The other question -- what does blogging do for me -- is slightly more complex. When I started, my first blog entry described what I expected to get out of it. I blog -- like many other people, I suspect -- as a way of clarifying my own ideas. The physical activity of writing things down forces me to verify those thoughts. Some ideas that sound good bouncing loosely around in my head can seem perfectly stupid or unsupportable when written down.

There were other incentives as well:

  • Establish a reputation as a reasonably well-informed thinker about the topics in question
  • Connect with fellow professionals (like John) and share ideas
  • Establish a web presence for myself that is more personal and informative than a LinkedIn/MySpace/Facebook profile

However, these are all secondary goals, since there are quicker and more effective methods for achieving each of these. But the question was what does blogging do for me, not what do I think it will do for me. It turns out that my original concept has proven true. The blog has been very beneficial in helping me flesh out ideas and theories that I have had floating around for quite some time. It also spawns new ideas -- and hence new entries -- as I follow a train of thought and compare it to my fellow bloggers.

One consequence is that my blog is somewhat different than others. While others write quickly to jot their ideas down before they escape, my entries take on average a month or more to finish. I would like them to be faster, but I either don't have sufficient time or the ideas themselves take longer to foment.

Another consequence is that I have had the opportunity to "meet" several new people who I would not have met any other way. (Insert a shout out to everyone who has commented on my entries or referenced them in their own blogs. I am very grateful and in several cases they have led me to discover new ideas, theories, methodologies, or products I was not aware of. Thank you, everyone.)

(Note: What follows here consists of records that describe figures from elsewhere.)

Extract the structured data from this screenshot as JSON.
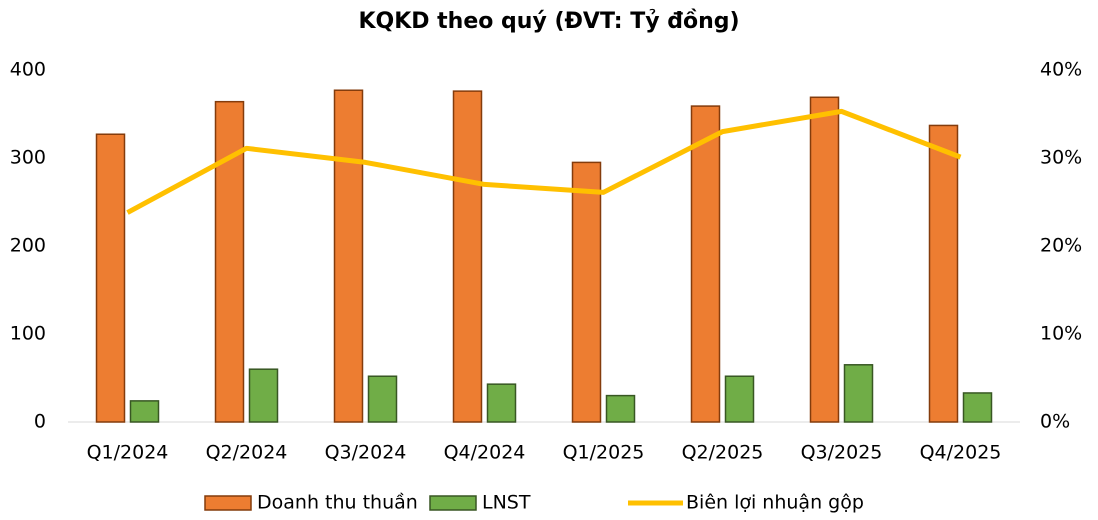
{
  "chart_data": {
    "type": "bar_line",
    "title": "KQKD theo quý (ĐVT: Tỷ đồng)",
    "categories": [
      "Q1/2024",
      "Q2/2024",
      "Q3/2024",
      "Q4/2024",
      "Q1/2025",
      "Q2/2025",
      "Q3/2025",
      "Q4/2025"
    ],
    "series": [
      {
        "name": "Doanh thu thuần",
        "type": "bar",
        "color": "#ed7d31",
        "values": [
          327,
          364,
          377,
          376,
          295,
          359,
          369,
          337
        ]
      },
      {
        "name": "LNST",
        "type": "bar",
        "color": "#70ad47",
        "values": [
          24,
          60,
          52,
          43,
          30,
          52,
          65,
          33
        ]
      },
      {
        "name": "Biên lợi nhuận gộp",
        "type": "line",
        "axis": "y2",
        "color": "#ffc000",
        "values": [
          23.8,
          31.1,
          29.5,
          27.0,
          26.1,
          33.0,
          35.3,
          30.1
        ]
      }
    ],
    "ylim": [
      0,
      400
    ],
    "yticks": [
      0,
      100,
      200,
      300,
      400
    ],
    "y2lim": [
      0,
      40
    ],
    "y2ticks": [
      {
        "value": 0,
        "label": "0%"
      },
      {
        "value": 10,
        "label": "10%"
      },
      {
        "value": 20,
        "label": "20%"
      },
      {
        "value": 30,
        "label": "30%"
      },
      {
        "value": 40,
        "label": "40%"
      }
    ],
    "legend": "bottom"
  }
}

The one thing I had not expected is that the blog helps me see the connectedness of my own ideas. At work, ideas are generated and applied as needed by the situation. Setting up SharePoint? you think about use cases, security policies, information lifecycle, archiving, etc. Participation in a KM program lower than expected? You think about community creation and facilitation, incentives, alignment to business processes, etc. The pragmatic need to address an issue keeps you focused and you inherently apply certain design principles. But you often do not have the time to examine the connection between the decisions. Taking the time to reflect on the ideas and decisions -- abstracted from the specific event -- allows you to understand your own motivations and how they interrelate.

This is reflected rather abstractly in the broad spectrum of subjects I have covered under the guise of KM and IA. But I expect it will become more explicit in the near future, as I outline some of the guiding principles that I have discovered myself pursuing. More on that later.